Many contemporary Acharyas say that Yajnas don't yield fruits overseas, or they say that Yajnas only yield fruits for the first generation of Indians living overseas, but that it's recommended to do Vedic yajnas in India.
The Manusmriti supports this notion:
But the region where the spotted deer roams by nature is to be known
as the ‘land fit for sacrificial acts’; beyond that is the ‘land of
the Mlecchas.’ (23)
The "region where the spotted deer roams" refers to the Indian subcontinent, and this is the deer that it's referring to.
Verses from other Dharma Shastras:
Vyāsa, 1.3.—‘The Vedic dharma can prevail only in that country
over which the black deer roams naturally.’
Samvarta, 4.—‘That country where the black deer constantly roams at
will is to be known as Dharma-deśa, where alone the duties of the
twice-born can be performed.’
The reason why it says to live in lands that have this type of deer is because the spotted deer's hide is a very important material used in many Yajnas, and since foreign lands don't have this type of deer, then you can't conduct Yajnas there because you would have no hides.
But what if you introduce this species of deer to foreign lands or export or ship spotted deer hides to foreign lands?
This is prohibited by stating that the spotted deer should roam naturally in those lands; or in other words, lands in which the spotted deer is indigenous.
But why should I live in India even if I don't plan on doing Yajnas with deerskin?
Because there are other reasons like Indian soil being more sanctified and pure on account of Rishis having lived there, there being lots of Dvijas, Kshatriyas to protect Yajnas, kings who can defend Dharma, Brahmanas who can teach Dharma and the Vedas, and the holy rivers like the Ganga, Yamuna, and the Kaveri, etc.
All men on the earth may learn their respective duties from the Brāhmaṇas born in these countries. (20)
Thus, the Manusmriti says that Dvijas should not even leave India:
The twice-born people should seek to resort to these countries; the
Śūdra may however, when distressed for a living, reside in any
And other Dharma Shastras even prescribe expiatory penances for travelling to foreign lands, implying that leaving India is actually a sin:
Baudhāyana, 1-30.—‘Āraṭṭa, Kāraskara, Puṇḍraka, Sauvīra, Baṅga,
Kaliṅga, Prāsūna,—if one goes to those countries, he should perform
the expiatory rite of either Punaḥstoma or Sarvapṛṣṭhā.
But I think there's good reason to think that these prohibitions of travel are purely for historic reasons, because people living in those lands were sinful, didn't follow Dharma, or were Mlecchas.
It's not recommended to live in Mleccha lands because the migrants and their descendants might actually become Mlecchas, as a Manusmriti commentator correctly points out:
The śūdra may go and live in another country, where there may be a
chance for him to acquire wealth.

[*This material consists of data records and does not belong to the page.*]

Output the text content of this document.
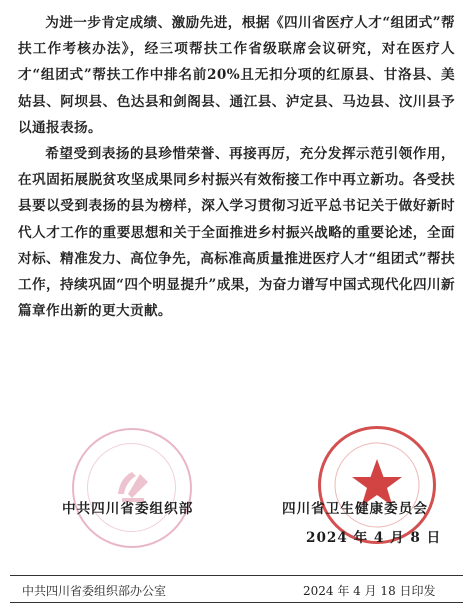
为进一步肯定成绩、激励先进，根据《四川省医疗人才“组团式”帮扶工作考核办法》，经三项帮扶工作省级联席会议研究，对在医疗人才“组团式”帮扶工作中排名前20%且无扣分项的红原县、甘洛县、美姑县、阿坝县、色达县和剑阁县、通江县、泸定县、马边县、汶川县予以通报表扬。

希望受到表扬的县珍惜荣誉、再接再厉，充分发挥示范引领作用，在巩固拓展脱贫攻坚成果同乡村振兴有效衔接工作中再立新功。各受扶县要以受到表扬的县为榜样，深入学习贯彻习近平总书记关于做好新时代人才工作的重要思想和关于全面推进乡村振兴战略的重要论述，全面对标、精准发力、高位争先，高标准高质量推进医疗人才“组团式”帮扶工作，持续巩固“四个明显提升”成果，为奋力谱写中国式现代化四川新篇章作出新的更大贡献。

中共四川省委组织部	四川省卫生健康委员会
2024 年 4 月 8 日
中共四川省委组织部办公室	2024 年 4 月 18 日印发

But even so he should never live in
a country where mlecchas form the majority of inhabitants; he should
betake himself to a land fit for sacrifices; because if he lived in a
country abounding in mlecchas it would be impossible for him to avoid
their contact, in the course of moving, sitting, eating and so fourth;
so that there would be the fear of his becoming a mleccha.
And we even see that 1st and 2nd generation Brahmins who migrate to Western countries become like Mlecchas by partaking in their culture of drinking, premarital sex, meat eating, marrying Mlecchas, etc.